Yesterday I was goofing around with Sheldon Brown's Internal Gear Calculator when I noticed a new option available - the SRAM i-Motion 9-speed hub. I did some searching, and there isn't too much info out on the web about this hub just yet, but I did find some interesting things.
1. A link to a PDF of specs for new SRAM technology on their website here: http://www.sram.com/en/service/sram/tech_specs.php
2. An article discussing it here (scroll to the bottom of the page): http://bicycletech.blogspot.com/
3. An MTBR thread discussing internal drivetrains in general here: http://forums.mtbr.com/showthread.php?p=1786335
4. And today, the official i-Motion website here (can anyone that speaks German give us the gist of what they're saying in the movie?): http://sram-imotion.com/
I'm not going to say much about the hub itself - I don't know much about the actual industry, so I'm in zero position to speculate about anything specific other than explicitely released information about specs, but given the specs on paper and SRAM's (both home-grown and inherited from Sachs) generally rock-solid reputation for quality components, this looks like it could be a real winner of a hub.

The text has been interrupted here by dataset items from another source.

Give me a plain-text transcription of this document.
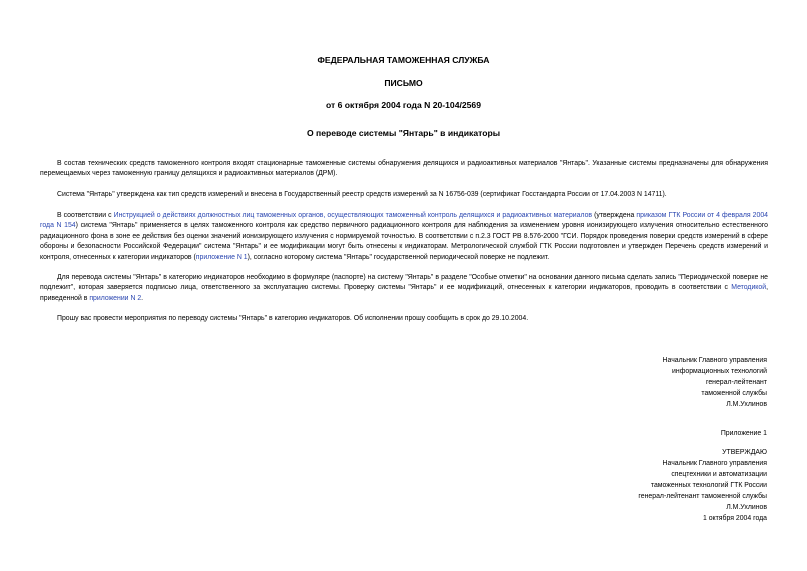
ФЕДЕРАЛЬНАЯ ТАМОЖЕННАЯ СЛУЖБА
ПИСЬМО
от 6 октября 2004 года N 20-104/2569
О переводе системы "Янтарь" в индикаторы
В состав технических средств таможенного контроля входят стационарные таможенные системы обнаружения делящихся и радиоактивных материалов "Янтарь". Указанные системы предназначены для обнаружения перемещаемых через таможенную границу делящихся и радиоактивных материалов (ДРМ).
Система "Янтарь" утверждена как тип средств измерений и внесена в Государственный реестр средств измерений за N 16756-039 (сертификат Госстандарта России от 17.04.2003 N 14711).
В соответствии с Инструкцией о действиях должностных лиц таможенных органов, осуществляющих таможенный контроль делящихся и радиоактивных материалов (утверждена приказом ГТК России от 4 февраля 2004 года N 154) система "Янтарь" применяется в целях таможенного контроля как средство первичного радиационного контроля для наблюдения за изменением уровня ионизирующего излучения относительно естественного радиационного фона в зоне ее действия без оценки значений ионизирующего излучения с нормируемой точностью. В соответствии с п.2.3 ГОСТ РВ 8.576-2000 "ГСИ. Порядок проведения поверки средств измерений в сфере обороны и безопасности Российской Федерации" система "Янтарь" и ее модификации могут быть отнесены к индикаторам. Метрологической службой ГТК России подготовлен и утвержден Перечень средств измерений и контроля, отнесенных к категории индикаторов (приложение N 1), согласно которому система "Янтарь" государственной периодической поверке не подлежит.
Для перевода системы "Янтарь" в категорию индикаторов необходимо в формуляре (паспорте) на систему "Янтарь" в разделе "Особые отметки" на основании данного письма сделать запись "Периодической поверке не подлежит", которая заверяется подписью лица, ответственного за эксплуатацию системы. Проверку системы "Янтарь" и ее модификаций, отнесенных к категории индикаторов, проводить в соответствии с Методикой, приведенной в приложении N 2.
Прошу вас провести мероприятия по переводу системы "Янтарь" в категорию индикаторов. Об исполнении прошу сообщить в срок до 29.10.2004.
Начальник Главного управления
информационных технологий
генерал-лейтенант
таможенной службы
Л.М.Ухлинов
Приложение 1
УТВЕРЖДАЮ
Начальник Главного управления
спецтехники и автоматизации
таможенных технологий ГТК России
генерал-лейтенант таможенной службы
Л.М.Ухлинов
1 октября 2004 года
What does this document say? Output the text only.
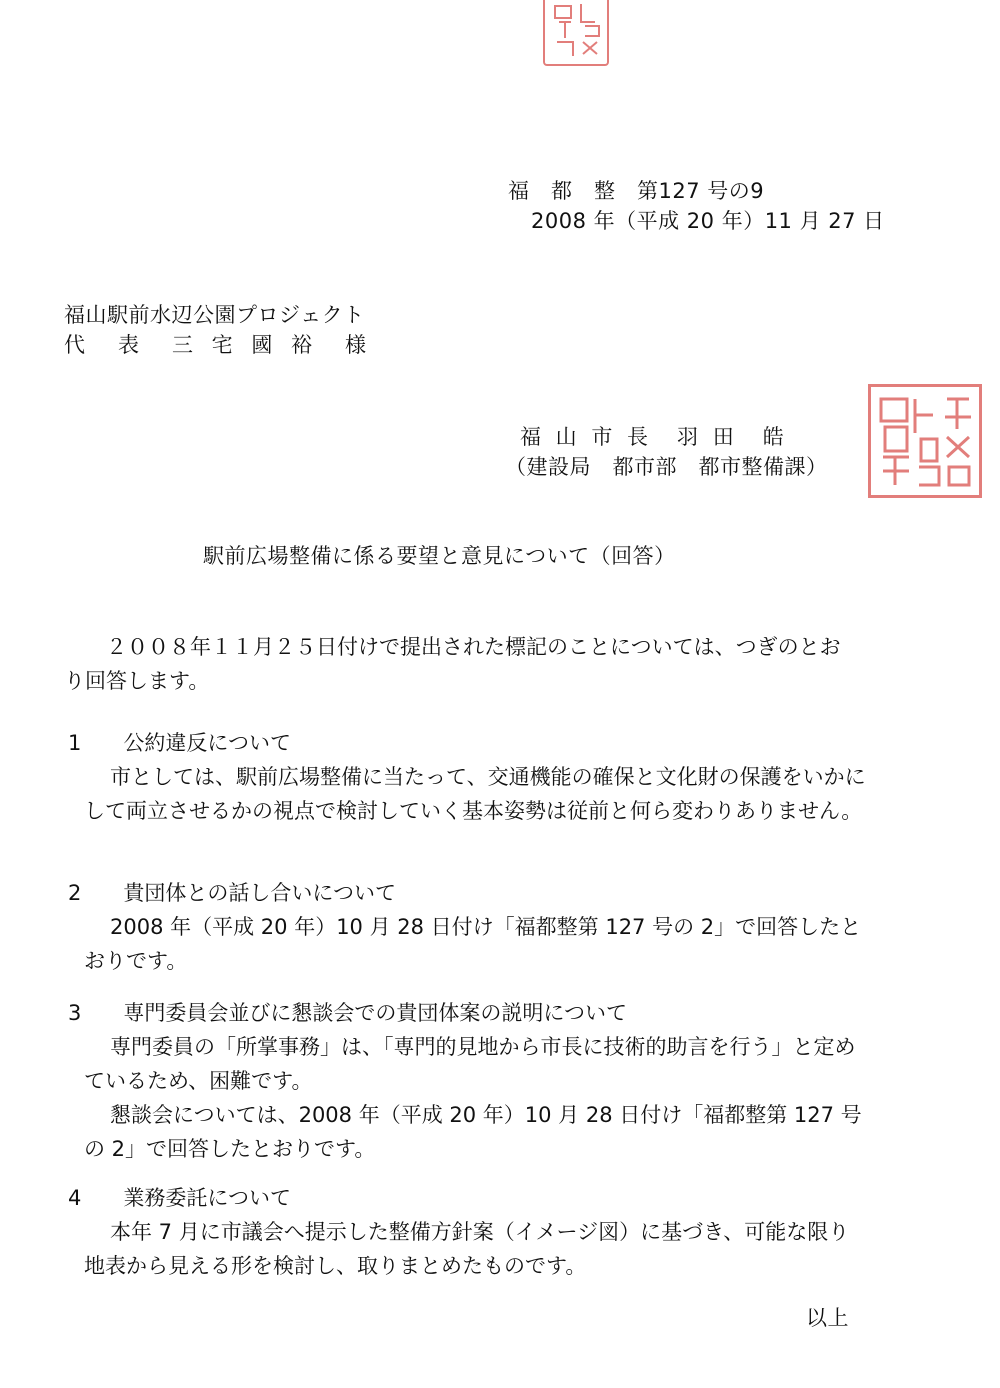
福　都　整　第127 号の9
2008 年（平成 20 年）11 月 27 日
福山駅前水辺公園プロジェクト
代　表　三 宅 國 裕　様
福 山 市 長　羽 田　皓
（建設局　都市部　都市整備課）
駅前広場整備に係る要望と意見について（回答）

２００８年１１月２５日付けで提出された標記のことについては、つぎのとおり回答します。

1　　 公約違反について

市としては、駅前広場整備に当たって、交通機能の確保と文化財の保護をいかにして両立させるかの視点で検討していく基本姿勢は従前と何ら変わりありません。

2　　 貴団体との話し合いについて

2008 年（平成 20 年）10 月 28 日付け「福都整第 127 号の 2」で回答したとおりです。

3　　 専門委員会並びに懇談会での貴団体案の説明について

専門委員の「所掌事務」は、「専門的見地から市長に技術的助言を行う」と定めているため、困難です。

懇談会については、2008 年（平成 20 年）10 月 28 日付け「福都整第 127 号の 2」で回答したとおりです。

4　　 業務委託について

本年 7 月に市議会へ提示した整備方針案（イメージ図）に基づき、可能な限り地表から見える形を検討し、取りまとめたものです。

以上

In my opinion, it looks like the future is bright for internal gear systems, and the next-generation hub market is really beginning to swell. It looks, to my layman, somewhat biased eyes, that derailer systems are beginning to (if they have not already) reach their practical limits for further development. There just aren't too many more cogs that we can cram onto a hub without seriously compromising wheel strength or durability. Increasing hub spacing to compensate could start producing chainline and biomechanical problems. Furthermore, adding all those cogs hasn't improved the number of useful gear combinations by a whole lot.

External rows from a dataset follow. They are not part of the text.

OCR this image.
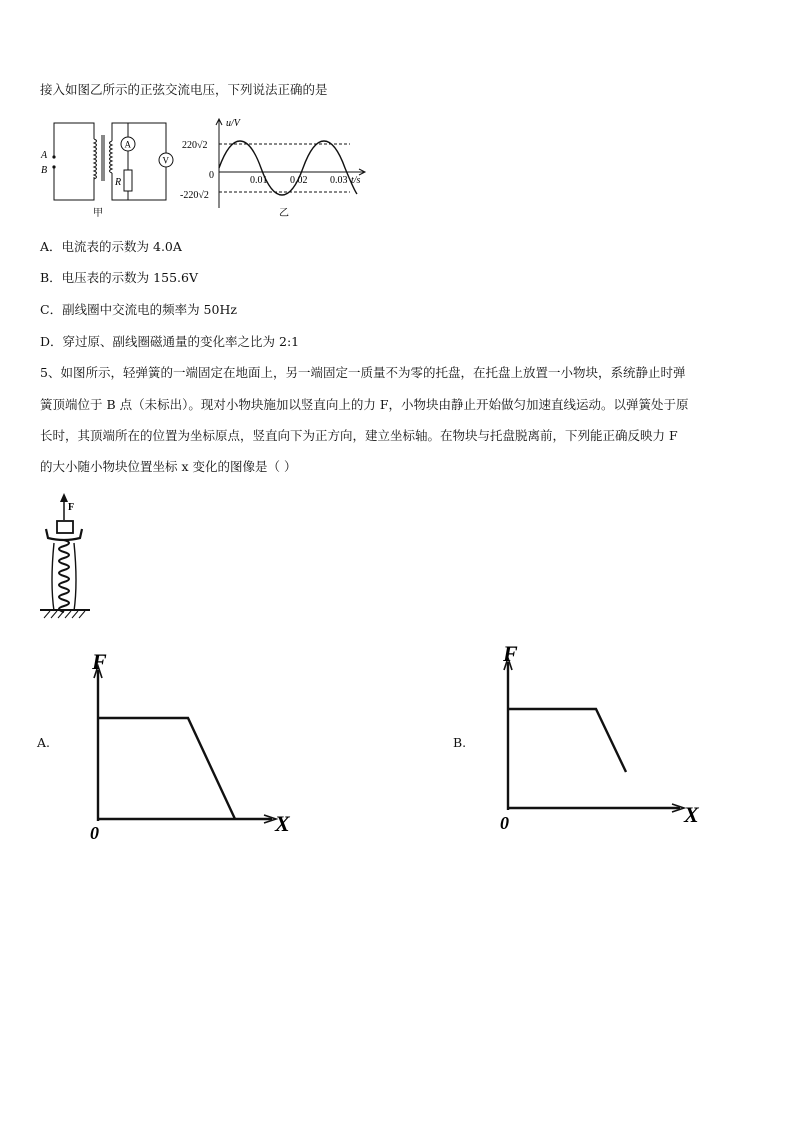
接入如图乙所示的正弦交流电压，下列说法正确的是
A
B
A
V
R
甲
u/V
220√2
-220√2
0	0.01 0.02 0.03 t/s
乙
A．电流表的示数为 4.0A
B．电压表的示数为 155.6V
C．副线圈中交流电的频率为 50Hz
D．穿过原、副线圈磁通量的变化率之比为 2:1
5、如图所示，轻弹簧的一端固定在地面上，另一端固定一质量不为零的托盘，在托盘上放置一小物块，系统静止时弹
簧顶端位于 B 点（未标出）。现对小物块施加以竖直向上的力 F，小物块由静止开始做匀加速直线运动。以弹簧处于原
长时，其顶端所在的位置为坐标原点，竖直向下为正方向，建立坐标轴。在物块与托盘脱离前，下列能正确反映力 F
的大小随小物块位置坐标 x 变化的图像是（ ）
F
A.
F
X
0
B.
F
X
0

On the other hand, the development future for internal gear hubs looks like it might be wide open, especially in mountain biking, where rapid, easy gear shifts, strength and durability are important concerns, and in commuting and utility cycling, where low maintenance requirements and all-weather durability and performance are important. In fact, I think that the concept has long-since been proved (by Sturmey-Archer, in the first half of the 20th century) in the case of utility cycling, but the new hubs are beginning to make internal gearing more appealing for utility riders in hilly cities and for more performance-oriented, enthusiast commuters and utility cyclists. In case of mountain biking, hubs like the i-Motion 9 are beginning to reach the necessary range of gears for cross-country riding, without the chainline issues, shifting challenges and huge number of overlapping, useless gears in a 27-speed MTB drivetrain. I know that the Rohloff is already there, but the Rohloff remains a bit of a boutique product. In order to compete with derailers, the price of quality, wide-range internal gearing must come down.
Unfortunately, I really don't know what the mechanical and financial constraints on further development of relatively inexpensive wide-range internal gear hubs are. I don't know if there isn't much more than can be done, or if we're seeing something like the kind of rapid technological innovation that the derailer went through some 25 years ago, with the new Shimano and SRAM hubs being somewhat analogous to SunTour's slant parellogram - a major change, followed by a long series of refinements to the technology. I'm hoping that some of the more industry and tech-savvy BF members might be able to shed some light on this.
In any case, while it looks to me like we'll be seeing a lot more internal gear hubs in the future, both for utility and high-end use, I don't think it's very likely that the derailer will be entirely supplanted. After all, derailer gears are cheap, making them an appealing option for a wide range of gears at low cost. The only current hub that provides enough range for touring is the Rohloff, and as I said, I don't know how practical 14-and-higher-speed hubs will ever become, in terms of cost. I'm optimistic, but open to the possibility that they'll remain expensive, luxury items for the forseeable future. I also don't know if we'll ever see internal gears on fancy-pants racing bikes. This is due to weight (though the difference is less than it is generally made out to be), mechanical inefficiency (also not as bad as supposed, especially with the new hubs - I predict improvements here, too) and gear spacing that is too wide for maintaining optimum cadence at all time (a legitimate complaint against hubs, if you're a racer).
Anyway, that's my long-winded, very-very-non-expert take on the new SRAM hub, and on the future of internal gears. So... what do you think?